BioCO₂ Nancy : un démonstrateur de bioCCS agricole à l’étude en Lorraine

En Lorraine, le projet BioCO₂ Nancy pourrait devenir l’un des premiers démonstrateurs français de bioCCS appliqué à la méthanisation agricole. Son objectif : capter le CO₂ biogénique séparé lors de la production de biométhane, puis l’acheminer vers un site de stockage géologique afin d’éviter son retour dans l’atmosphère.

Le projet réunit trois unités de méthanisation situées près de Nancy : Meurthenergie, Mortagne et Méthanisation Seille Environnement. Ensemble, elles pourraient représenter un potentiel d’environ 10 000 tonnes de CO₂ biogénique stockées chaque année à partir de 2027. Au-delà du volume capté, l’enjeu est surtout de poser les premières briques industrielles, économiques et réglementaires d’une future filière française des émissions négatives.

Cette approche s’inscrit dans une évolution importante pour la filière biométhane. Lorsqu’une unité de méthanisation produit du biométhane, le biogaz est épuré afin de séparer le méthane du CO₂. Ce CO₂ est d’origine biogénique, car il provient de matières organiques récentes. S’il est capté puis stocké durablement, il peut contribuer à retirer du carbone du cycle atmosphérique.

Le projet est également intéressant car il s’inscrit dans la continuité des travaux d’innovation accompagnés par GRDF. Carbon Impact, acteur impliqué dans cette dynamique, fait partie des anciens lauréats des appels à projets GRDF. Cette trajectoire illustre le rôle que peuvent jouer ces dispositifs pour faire émerger de nouvelles solutions autour du biométhane, du CO₂ biogénique et de la décarbonation des territoires.

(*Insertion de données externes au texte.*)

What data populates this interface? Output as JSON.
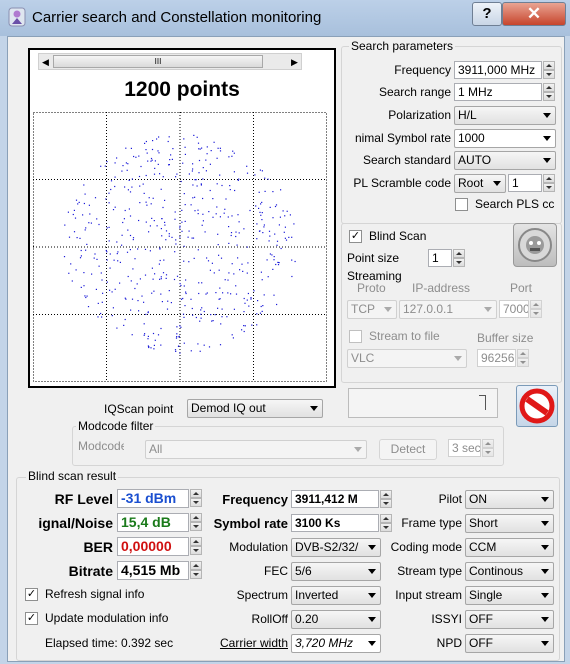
{
  "window": {
    "title": "Carrier search and Constellation monitoring",
    "help_label": "?",
    "close_label": "✕"
  },
  "constellation": {
    "points_label": "1200 points",
    "scroll_thumb": "III",
    "point_color": "#1a1ad8"
  },
  "search_params": {
    "title": "Search parameters",
    "frequency_label": "Frequency",
    "frequency_value": "3911,000 MHz",
    "search_range_label": "Search range",
    "search_range_value": "1 MHz",
    "polarization_label": "Polarization",
    "polarization_value": "H/L",
    "symbol_rate_label": "nimal Symbol rate",
    "symbol_rate_value": "1000",
    "search_standard_label": "Search standard",
    "search_standard_value": "AUTO",
    "pl_scramble_label": "PL Scramble code",
    "pl_scramble_mode": "Root",
    "pl_scramble_value": "1",
    "search_pls_label": "Search PLS cc"
  },
  "blind_scan": {
    "label": "Blind Scan",
    "checked": true,
    "point_size_label": "Point size",
    "point_size_value": "1"
  },
  "streaming": {
    "title": "Streaming",
    "proto_label": "Proto",
    "ip_label": "IP-address",
    "port_label": "Port",
    "proto_value": "TCP",
    "ip_value": "127.0.0.1",
    "port_value": "7000",
    "stream_to_file_label": "Stream to file",
    "buffer_size_label": "Buffer size",
    "player_value": "VLC",
    "buffer_value": "96256"
  },
  "iqscan": {
    "label": "IQScan point",
    "value": "Demod IQ out"
  },
  "modcode": {
    "title": "Modcode filter",
    "label": "Modcode",
    "value": "All",
    "detect_label": "Detect",
    "time_value": "3 sec"
  },
  "result": {
    "title": "Blind scan result",
    "rf_level_label": "RF Level",
    "rf_level_value": "-31 dBm",
    "snr_label": "ignal/Noise",
    "snr_value": "15,4 dB",
    "ber_label": "BER",
    "ber_value": "0,00000",
    "bitrate_label": "Bitrate",
    "bitrate_value": "4,515 Mb",
    "frequency_label": "Frequency",
    "frequency_value": "3911,412 M",
    "symbol_rate_label": "Symbol rate",
    "symbol_rate_value": "3100 Ks",
    "modulation_label": "Modulation",
    "modulation_value": "DVB-S2/32/",
    "fec_label": "FEC",
    "fec_value": "5/6",
    "spectrum_label": "Spectrum",
    "spectrum_value": "Inverted",
    "rolloff_label": "RollOff",
    "rolloff_value": "0.20",
    "carrier_width_label": "Carrier width",
    "carrier_width_value": "3,720 MHz",
    "pilot_label": "Pilot",
    "pilot_value": "ON",
    "frame_type_label": "Frame type",
    "frame_type_value": "Short",
    "coding_mode_label": "Coding mode",
    "coding_mode_value": "CCM",
    "stream_type_label": "Stream type",
    "stream_type_value": "Continous",
    "input_stream_label": "Input stream",
    "input_stream_value": "Single",
    "issyi_label": "ISSYI",
    "issyi_value": "OFF",
    "npd_label": "NPD",
    "npd_value": "OFF",
    "refresh_label": "Refresh signal info",
    "update_mod_label": "Update modulation info",
    "elapsed_label": "Elapsed time: 0.392 sec",
    "colors": {
      "rf_level": "#1a4fd0",
      "snr": "#1a7a1a",
      "ber": "#d01010"
    }
  }
}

En parallèle, GRDF contribue au projet NeoStock, aux côtés notamment du BRGM et de l’Université de Lorraine. Ce projet vise à étudier la possibilité de stocker le CO₂ biogénique à proximité des méthaniseurs. L’enjeu est de rapprocher, à terme, production de gaz renouvelable, valorisation des déchets agricoles et gestion locale du carbone, tout en limitant les besoins de transport.

Pour les unités de méthanisation, cette perspective ouvre une nouvelle voie de valorisation. Le biométhane continuerait d’être injecté dans les réseaux, tandis que le CO₂ issu de l’épuration pourrait être capté et stocké de manière permanente. Cette complémentarité renforcerait le bilan climatique de la filière et pourrait contribuer à structurer une économie territoriale du carbone.

Prévu au plus tôt à partir de 2027, BioCO₂ Nancy reste un projet en cours d’étude. Mais il témoigne d’un mouvement de fond : la méthanisation agricole ne se limite plus à la production de gaz renouvelable. Elle pourrait aussi devenir un levier de stockage durable du carbone biogénique, au service de la transition énergétique et climatique.